As best seen in FIG. 3, which is a rear view of the socket assembly of FIG. 2, conductive foil sections 79, supported on the circuit board, interconnect the wires, resistors and socket terminals. In particular, open grounding ring 61, formed of conductive foil, surrounds an aperture in the printed circuit board that is in alignment with aperture 67 in the socket. Grounding ring 61 is connected by short radially extending foil elements to the various solder pads for the socket terminals. These foil elements are broken, that is, made discontinuous, by a plurality of generally "dumbbell" shaped cutouts 62, 64, 66, 68, and 70 in the printed circuit board. The cutouts provide an air gap between grounding ring 61 and each of the socket terminals, with the exception of conductive element 65 which is connected to ground by means of lead 87. For ease of identification, the terminals and leads are labelled C (cathode, H (heater), G1, G2, G4, and GRD (ground). It will be appreciated that G1 appears at two different locations since there is an internal connection in the CRT between the two corresponding pins. G3 and G5, of course, do not receive voltage through the base of the CRT.

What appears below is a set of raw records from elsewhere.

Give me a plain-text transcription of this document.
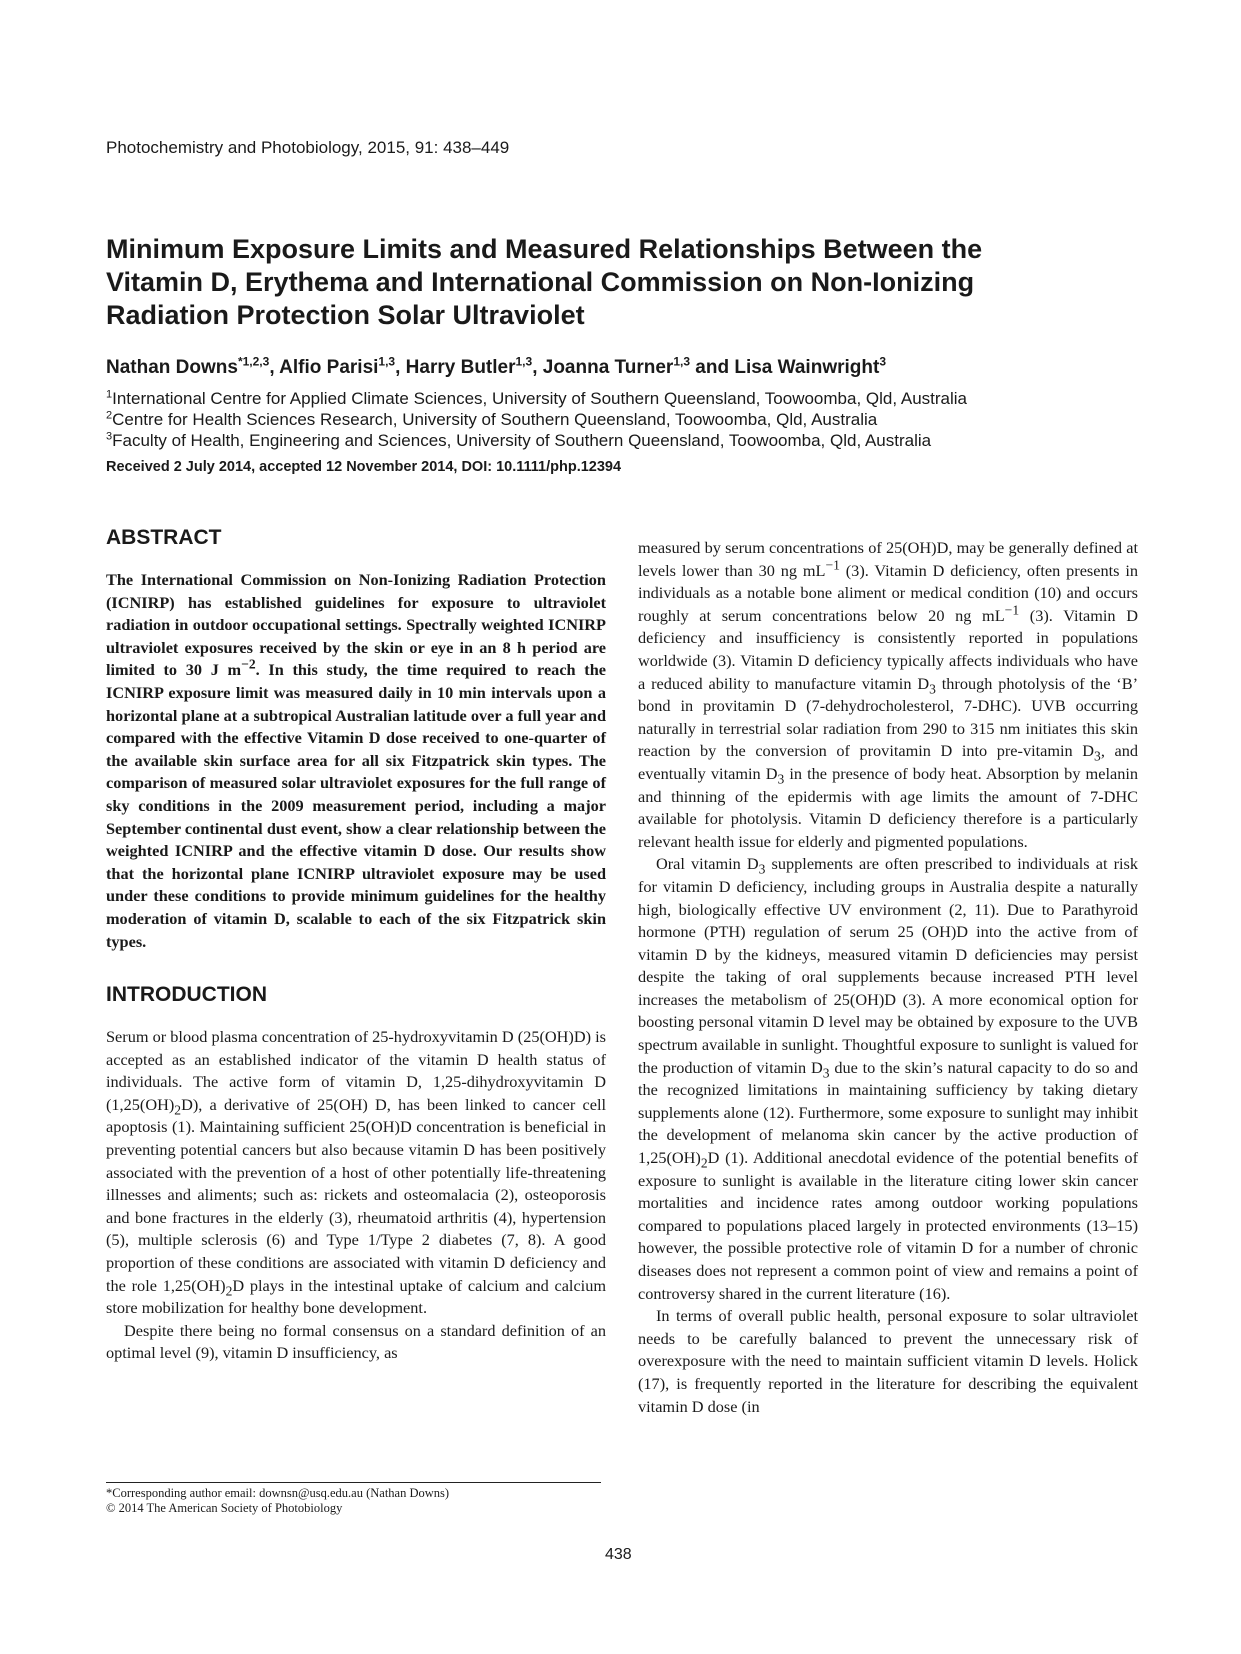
Photochemistry and Photobiology, 2015, 91: 438–449
Minimum Exposure Limits and Measured Relationships Between the
Vitamin D, Erythema and International Commission on Non-Ionizing
Radiation Protection Solar Ultraviolet
Nathan Downs$^{*1,2,3}$, Alfio Parisi$^{1,3}$, Harry Butler$^{1,3}$, Joanna Turner$^{1,3}$ and Lisa Wainwright$^3$
$^1$International Centre for Applied Climate Sciences, University of Southern Queensland, Toowoomba, Qld, Australia
$^2$Centre for Health Sciences Research, University of Southern Queensland, Toowoomba, Qld, Australia
$^3$Faculty of Health, Engineering and Sciences, University of Southern Queensland, Toowoomba, Qld, Australia
Received 2 July 2014, accepted 12 November 2014, DOI: 10.1111/php.12394
ABSTRACT

The International Commission on Non-Ionizing Radiation Protection (ICNIRP) has established guidelines for exposure to ultraviolet radiation in outdoor occupational settings. Spectrally weighted ICNIRP ultraviolet exposures received by the skin or eye in an 8 h period are limited to 30 J $m^{-2}$. In this study, the time required to reach the ICNIRP exposure limit was measured daily in 10 min intervals upon a horizontal plane at a subtropical Australian latitude over a full year and compared with the effective Vitamin D dose received to one-quarter of the available skin surface area for all six Fitzpatrick skin types. The comparison of measured solar ultraviolet exposures for the full range of sky conditions in the 2009 measurement period, including a major September continental dust event, show a clear relationship between the weighted ICNIRP and the effective vitamin D dose. Our results show that the horizontal plane ICNIRP ultraviolet exposure may be used under these conditions to provide minimum guidelines for the healthy moderation of vitamin D, scalable to each of the six Fitzpatrick skin types.

INTRODUCTION

Serum or blood plasma concentration of 25-hydroxyvitamin D (25(OH)D) is accepted as an established indicator of the vitamin D health status of individuals. The active form of vitamin D, 1,25-dihydroxyvitamin D $(1,25(OH)_2D)$, a derivative of 25(OH) D, has been linked to cancer cell apoptosis (1). Maintaining sufficient 25(OH)D concentration is beneficial in preventing potential cancers but also because vitamin D has been positively associated with the prevention of a host of other potentially life-threatening illnesses and aliments; such as: rickets and osteomalacia (2), osteoporosis and bone fractures in the elderly (3), rheumatoid arthritis (4), hypertension (5), multiple sclerosis (6) and Type 1/Type 2 diabetes (7, 8). A good proportion of these conditions are associated with vitamin D deficiency and the role $1,25(OH)_2D$ plays in the intestinal uptake of calcium and calcium store mobilization for healthy bone development.

Despite there being no formal consensus on a standard definition of an optimal level (9), vitamin D insufficiency, as

measured by serum concentrations of 25(OH)D, may be generally defined at levels lower than 30 ng $mL^{-1}$ (3). Vitamin D deficiency, often presents in individuals as a notable bone aliment or medical condition (10) and occurs roughly at serum concentrations below 20 ng $mL^{-1}$ (3). Vitamin D deficiency and insufficiency is consistently reported in populations worldwide (3). Vitamin D deficiency typically affects individuals who have a reduced ability to manufacture vitamin $D_3$ through photolysis of the ‘B’ bond in provitamin D (7-dehydrocholesterol, 7-DHC). UVB occurring naturally in terrestrial solar radiation from 290 to 315 nm initiates this skin reaction by the conversion of provitamin D into pre-vitamin $D_3$, and eventually vitamin $D_3$ in the presence of body heat. Absorption by melanin and thinning of the epidermis with age limits the amount of 7-DHC available for photolysis. Vitamin D deficiency therefore is a particularly relevant health issue for elderly and pigmented populations.

Oral vitamin $D_3$ supplements are often prescribed to individuals at risk for vitamin D deficiency, including groups in Australia despite a naturally high, biologically effective UV environment (2, 11). Due to Parathyroid hormone (PTH) regulation of serum 25 (OH)D into the active from of vitamin D by the kidneys, measured vitamin D deficiencies may persist despite the taking of oral supplements because increased PTH level increases the metabolism of 25(OH)D (3). A more economical option for boosting personal vitamin D level may be obtained by exposure to the UVB spectrum available in sunlight. Thoughtful exposure to sunlight is valued for the production of vitamin $D_3$ due to the skin’s natural capacity to do so and the recognized limitations in maintaining sufficiency by taking dietary supplements alone (12). Furthermore, some exposure to sunlight may inhibit the development of melanoma skin cancer by the active production of $1,25(OH)_2D$ (1). Additional anecdotal evidence of the potential benefits of exposure to sunlight is available in the literature citing lower skin cancer mortalities and incidence rates among outdoor working populations compared to populations placed largely in protected environments (13–15) however, the possible protective role of vitamin D for a number of chronic diseases does not represent a common point of view and remains a point of controversy shared in the current literature (16).

In terms of overall public health, personal exposure to solar ultraviolet needs to be carefully balanced to prevent the unnecessary risk of overexposure with the need to maintain sufficient vitamin D levels. Holick (17), is frequently reported in the literature for describing the equivalent vitamin D dose (in

*Corresponding author email: downsn@usq.edu.au (Nathan Downs)
© 2014 The American Society of Photobiology
438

FIG. 4 is a side view illustrating the arrangement of the socket assembly with respect to the base of the CRT. The mounting of resistors 48 and 60 and the position of leads 81 and 88 are clearly depicted and are representative of mounting and location of the other components and leads.
FIG. 5 is a partial illustration of a portion of grounding ring 61 and the pads for the socket terminals. As is clearly seen, the spark gap cutouts 62, 64, and 66 are all approximately the same length but cutout 66 has a width d1 whereas cutouts 62 and 64 have widths d2 and d3 respectively. In practice, d1 is approximately 0.020" whereas d2 and d3 are about three times that or 0.060". The wider gaps are used in conjunction with the heater and cathode electrodes since the circuits connected to these electrodes have very low impedance and therefore have limited ability to dissipate arc energy safely. In practice, an arc to any of the electrodes G1, G2, or G4 could result in a large current flow in grounding ring 61 with consequent development thereon of an instantaneous voltage of very substantial magnitude. This developed voltage is often sufficiently high to break down the spark gap associated with the low impedance cathode and heater circuits in the prior art sockets. By making these spark gaps substantially larger than the other spark gaps and by locating the cathode and heater terminals at a point on the grounding ring remote from the connection to the CRT "dag", secondary arcing is avoided since the gaps are big enough to preclude reverse breakdown for the normal instantaneous voltage increases experienced at these locations on the grounding ring during an arcing condition. However, should an arc occur to the cathode or heater electrodes, their associated spark gaps would break down to protect these electrodes and their associated circuits. With the circuit of the invention, the heater/cathode problems due to arcing have been significantly reduced.
It is recognized that numerous modifications and changes in the described embodiment of the invention will become apparent to those skilled in the art without departing from the true spirit and scope thereof. The invention is to be limited only as defined in the claims.